Let's take a look at a big batch of minicomics from the talented L.Nichols.
Flocks (Chapter One) was published through Box Brown's Retrofit Comics, and as such, it's the most straightforward of these comics. Flocks was done in Nichols' most naturalistic style, with the exception of how she portrays herself. As always, she is a rag doll with x-button eyes. This is a heartbreaking account of Nichols' upbringing in the South as a devout Christian who knew from a very young age that she was a lesbian. What's remarkable about this story is not that Nichols felt like a freak and an outcast, but that she doubled and later tripled down on being more devout in an effort to receive a miracle: to not be gay anymore. She goes through full immersion baptism, more church services, more bible study, etc but still feels the full weight of being queer. This is depicted with arrows, much like a physics problem (Nichols has a degree from MIT and frequently depicts human relationships in terms of physics equations). Of course, when she more or less has an innocent first kiss with another girl (in a playacting scenario), she is both thrilled and terrified, as the arrows pierce her ragdoll body. This isn't a screed against Christianity; indeed, Nichols notes that her faith carried her through the conflict in her own family and offered her some comfort against her feelings of alienation. Rather, this is a personal story that takes aim at a cultural breakdown that crushes the faithful much more than the faithful. It's told in a restrained, almost poetic manner.

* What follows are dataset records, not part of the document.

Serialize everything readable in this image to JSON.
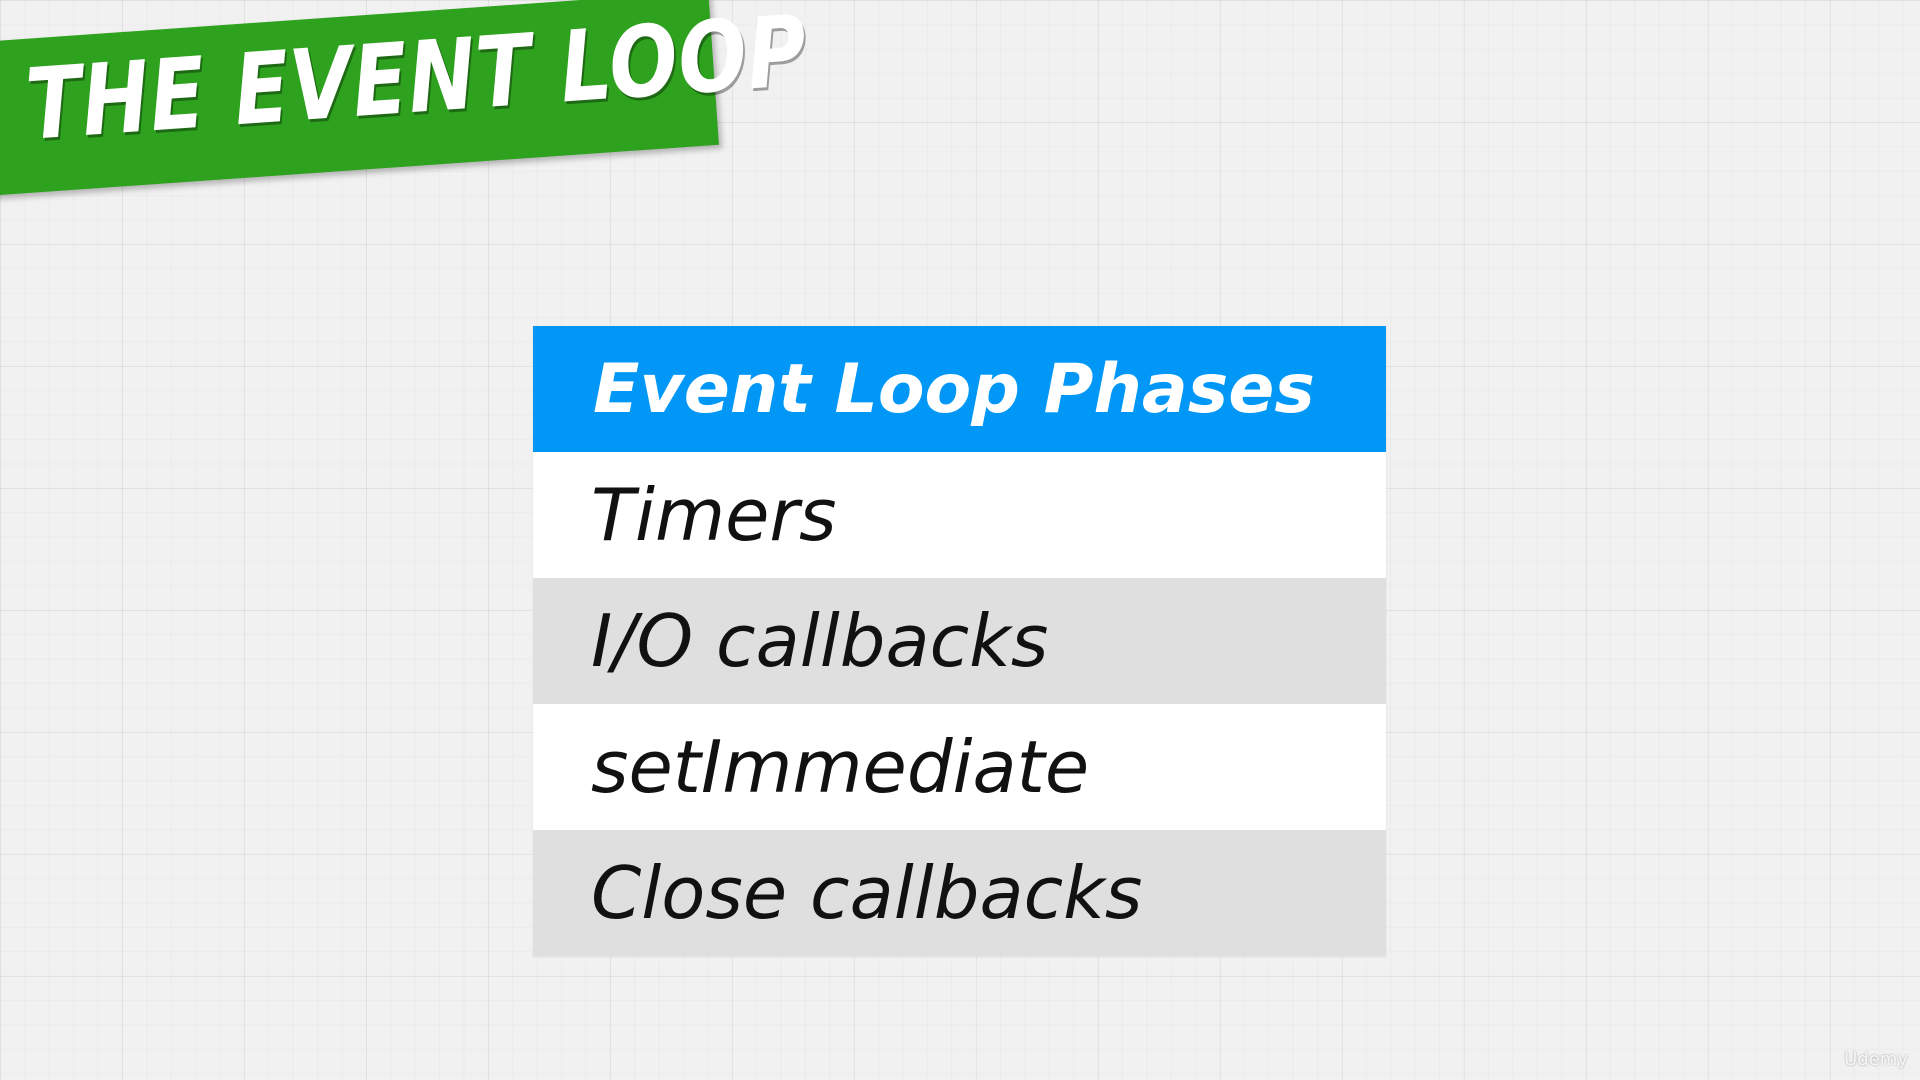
{
  "title": "THE EVENT LOOP",
  "table": {
    "header": "Event Loop Phases",
    "rows": [
      "Timers",
      "I/O callbacks",
      "setImmediate",
      "Close callbacks"
    ]
  },
  "watermark": "Udemy",
  "colors": {
    "banner": "#2ea11e",
    "header": "#0097f7",
    "row_light": "#ffffff",
    "row_dark": "#dfdfe0"
  }
}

Unsurprisingly, much of Nichols' work focuses on transformation, identity and changes in systems. Energy can neither be created nor destroyed, she reminds us in one of her comics; it can only be transformed. Her adaptation of Tejal Rao's "The Shucker's Tale in her catch-all anthology Jumbly Junkery #11 is a good example of this, as it's a whimsical tale of a shucker who's an oyster whisperer of sorts, encouraging whole choruses of oyster singing despite his father's objections. Nichols turns to mythology as well in this issue, with tales of Penelope and Prometheus that get at their hidden perspectives: Penelope's pain and Prometheus' matter-of-factness through doubt. In the other stories, conflicts and relationships intertwine as Nichols' line is quite different, as she makes her characters marionettes with realistic heads but painted-on cheeks. She also has time to do a silly "Outlaw Dog" strip, which is pure, visceral fun as a post-apocalyptic, motorcycle riding anthropomorphic dog gets in a race and then blows shit up.
Input/Output and Free People get at the struggles and pressures of life and expectations. Her storytelling is far more elliptical here, as the former comic uses color to heighten the sort of conflicts we saw in Jumbly Junkery. Input/output refers to eating/excretion, but it also refers to the infusion of the soul and taking life, as well as the ways in which we all ultimately "become part of a larger system". The comic hints at our choices as humans in how we channel the energy we receive as part of a greater system, and how truly understanding our eventual fate might also transform our choices. This was Nichols' most beautiful, effective attempt at comics-as-poetry, heightened by her figure drawing, use of color and mix of realism and the grotesquely cartoony. Free People is a juxtaposition of The Autobiography of Benvenuto Cellini and images from the Free People store catalog. Nichols bends both of these sources to her general themes: pressure to conform, seeking freedom (often through radical means like escape), transformation. She turns the fashion model photographs into her cubism-inspired jigsaws (once again with painted-on cheeks that suggest both life and external manipulation). It's an interesting appropriation of other media for an artist who's produced some interesting results dabbling in comics-as-poetry. Nichols just started her own micropublishing concern, which is fitting considering how hard-working she is as an artist and how she's developed so quickly.